I'm currently evaluating which classifier have the best performance for movie reviews sentiment analysis task. So far I have evaluate Logistic Regression, Linear Regression, Random Forest and Decision tree but I also want to consider KNN, GNB and SVC models as well. The problem is that each execution of those algorithms (particulary KNN) has a large exec time. Even using RandomizedSearch in KNN I have to wait about 1 hour with 10 iterations. Here are some snippets:
KNN Classifier
#KNearestNeighbors X -> large execution time
knn=KNeighborsClassifier()
k_range=list(range(1,50))
options=['uniform', 'distance']
param_grid = dict(n_neighbors=k_range, weights=options)
rand_knn = RandomizedSearchCV(knn, param_grid, cv=10, scoring='accuracy', n_iter=10, random_state=0)
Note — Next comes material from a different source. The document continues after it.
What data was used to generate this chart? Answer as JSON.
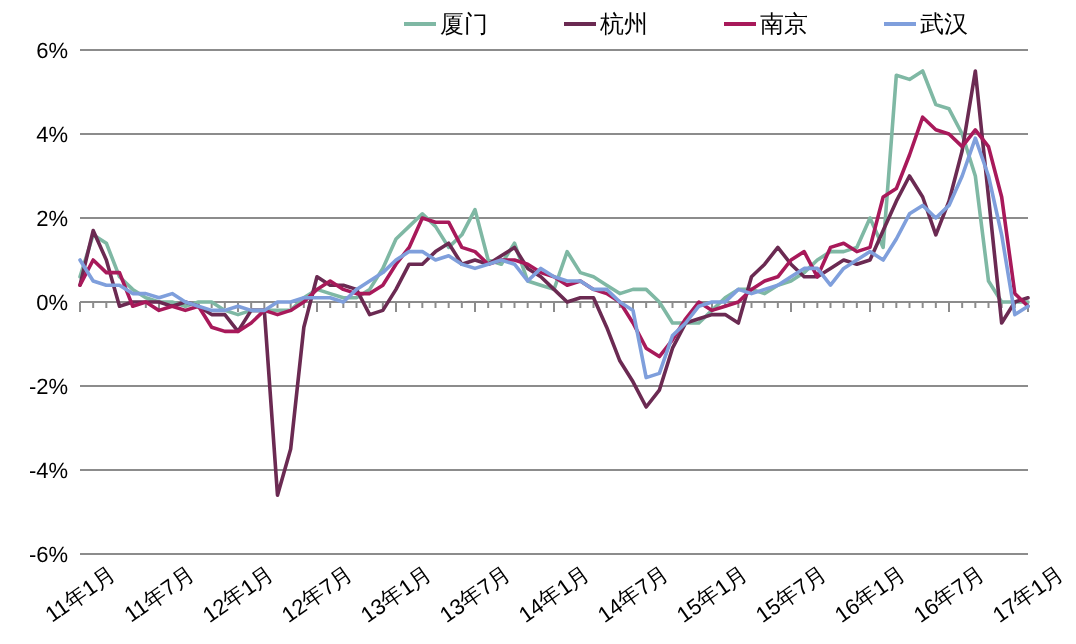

rand_knn.fit(x_train_bow, y_train)
print(rand_knn.best_score_)
print(rand_knn.best_params_)
confm_knn = confusion_matrix(y_test, y_pred_knn)
print_confm(confm_knn)
print("=============K NEAREST NEIGHBORS============")
print_metrics(y_test,y_pred_knn)
print("============================================")
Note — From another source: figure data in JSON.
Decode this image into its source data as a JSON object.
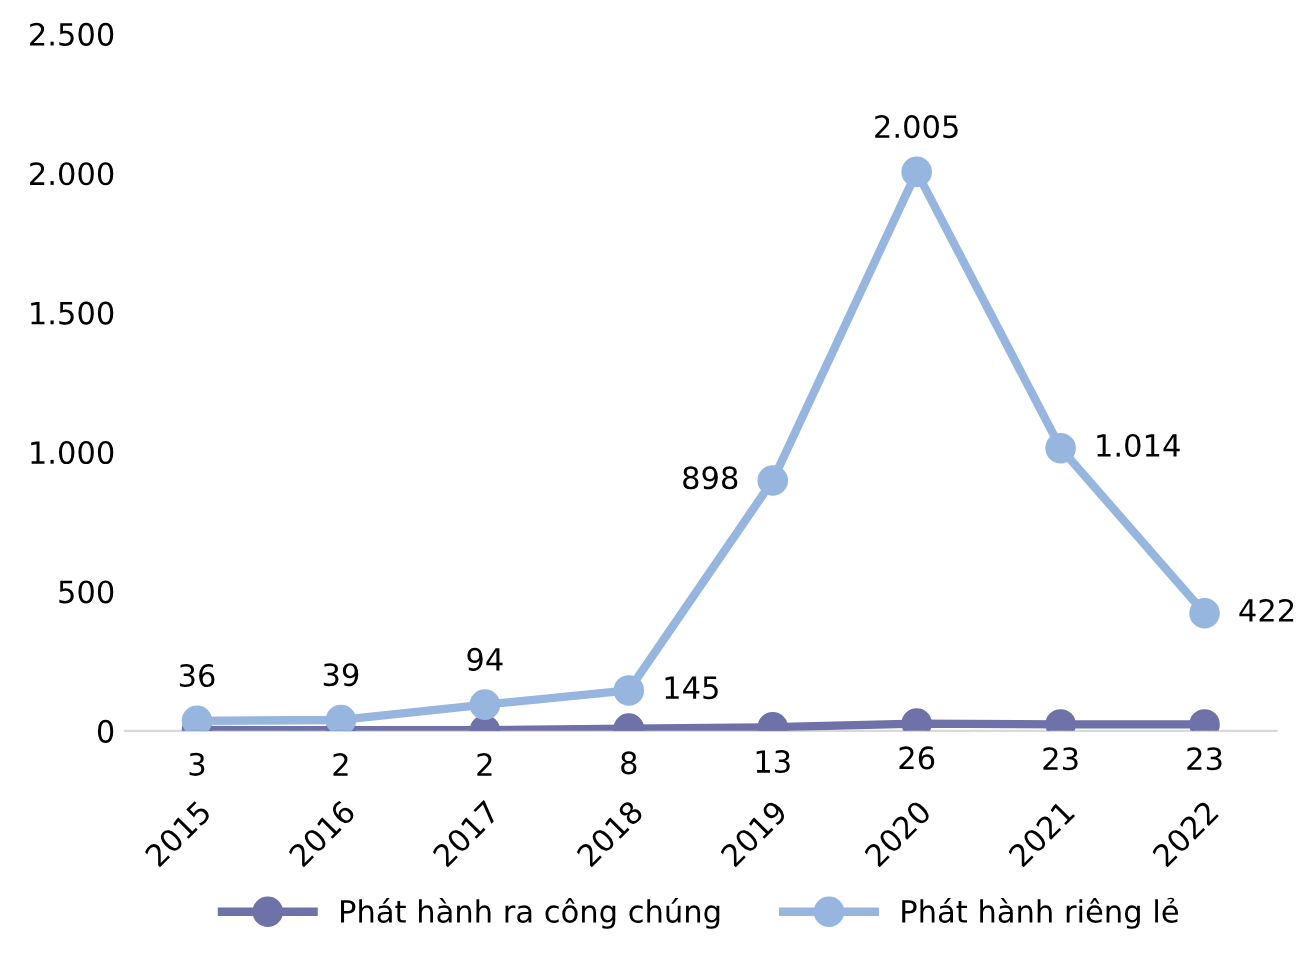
{
  "chart_data": {
    "type": "line",
    "categories": [
      "2015",
      "2016",
      "2017",
      "2018",
      "2019",
      "2020",
      "2021",
      "2022"
    ],
    "series": [
      {
        "name": "Phát hành ra công chúng",
        "color": "#6e72a8",
        "values": [
          3,
          2,
          2,
          8,
          13,
          26,
          23,
          23
        ],
        "value_labels": [
          "3",
          "2",
          "2",
          "8",
          "13",
          "26",
          "23",
          "23"
        ]
      },
      {
        "name": "Phát hành riêng lẻ",
        "color": "#97b6df",
        "values": [
          36,
          39,
          94,
          145,
          898,
          2005,
          1014,
          422
        ],
        "value_labels": [
          "36",
          "39",
          "94",
          "145",
          "898",
          "2.005",
          "1.014",
          "422"
        ]
      }
    ],
    "ylim": [
      0,
      2500
    ],
    "yticks": [
      {
        "value": 0,
        "label": "0"
      },
      {
        "value": 500,
        "label": "500"
      },
      {
        "value": 1000,
        "label": "1.000"
      },
      {
        "value": 1500,
        "label": "1.500"
      },
      {
        "value": 2000,
        "label": "2.000"
      },
      {
        "value": 2500,
        "label": "2.500"
      }
    ],
    "grid": false,
    "legend": "bottom",
    "marker": "circle",
    "line_style": "solid"
  }
}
I waited for the execution of the code above for about 85 minutes but it never finished and I had to cut the execution. In order to get any result (at least anything) I try to choose the best k manually with a for loop but still each iteration takes over 12 - 17 minutes.
def testing_k_neighbors(x_train_bow,y_train,x_test_bow,y_test):
accuracy_hist = []
for i in range (1,21):
knn=KNeighborsClassifier(n_neighbors=i)
knn.fit(x_train_bow, y_train)
yi_pred_knn = knn.predict(x_test_bow)
acc_i = accuracy_score(y_test, yi_pred_knn)
accuracy_hist.append(acc_i)
print(f"K: {i}, accuracy: {acc_i}")
print(accuracy_hist)
output:
K: 1, accuracy: 0.7384384634613782
K: 2, accuracy: 0.7435213732188984
K: 3, accuracy: 0.7574368802599784
K: 4, accuracy: 0.7678526789434214
K: 5, accuracy: 0.7681859845012916
K: 6, accuracy: 0.7745187901008249
K: 7, accuracy: 0.7729355887009416
K: 8, accuracy: 0.7774352137321889
K: 9, accuracy: 0.7742688109324223
K: 10, accuracy: 0.7810182484792934
K: 11, accuracy: 0.7776851929005916
K: 12, accuracy: 0.7854345471210732
K: 13, accuracy: 0.783101408215982
K: 14, accuracy: 0.7866844429630864
K: 15, accuracy: 0.784934588784268
K: 16, accuracy: 0.78860094992084
K: 17, accuracy: 0.7873510540788268
K: 18, accuracy: 0.7893508874260479
K: 19, accuracy: 0.7856011999000083
K: 20, accuracy: 0.7916006999416715
Also SVC and GNB takes similar time to get any result:
#Support Vector Macine X -> large execution time
#svc=SVC(C = 100, kernel = 'linear', random_state=123)
#svc.fit(x_train_bow,y_train)
#y_pred_svc = svc.predict(x_test_bow)
#print("=============SUPPORT VECTOR MACHINE============")
#print_metrics(y_test,y_pred_svc)
#print("============================================")
#Gaussian Naive Bayes
gnbc=GaussianNB()
gnbc.fit(x_train_bow.toarray(),y_train)
y_pred_gnbc = gnbc.predict(x_test_bow)
print("=============GAUSSIAN NAIVE BAYES============")
print_metrics(y_test,y_pred_gnbc)
print("============================================")
Is there any way to tune my code reduce execution time and mantain or improve models performance?
Im expecting to tune my code prioritzing both efficiency and performance
i try your code: then i print "x_train_bow":
<28000x122447 sparse matrix of type '<class 'numpy.float64'>'
with 2796291 stored elements in Compressed Sparse Row format>
you have 122447 columns then used TfidfVectorizer, This is a problem of dimension, which is why it takes a lot of time. There is no solution(KNN, SVC, trees). you need to reduce the dimension. You need to extract the corresponding words and then use TfidfVectorizer.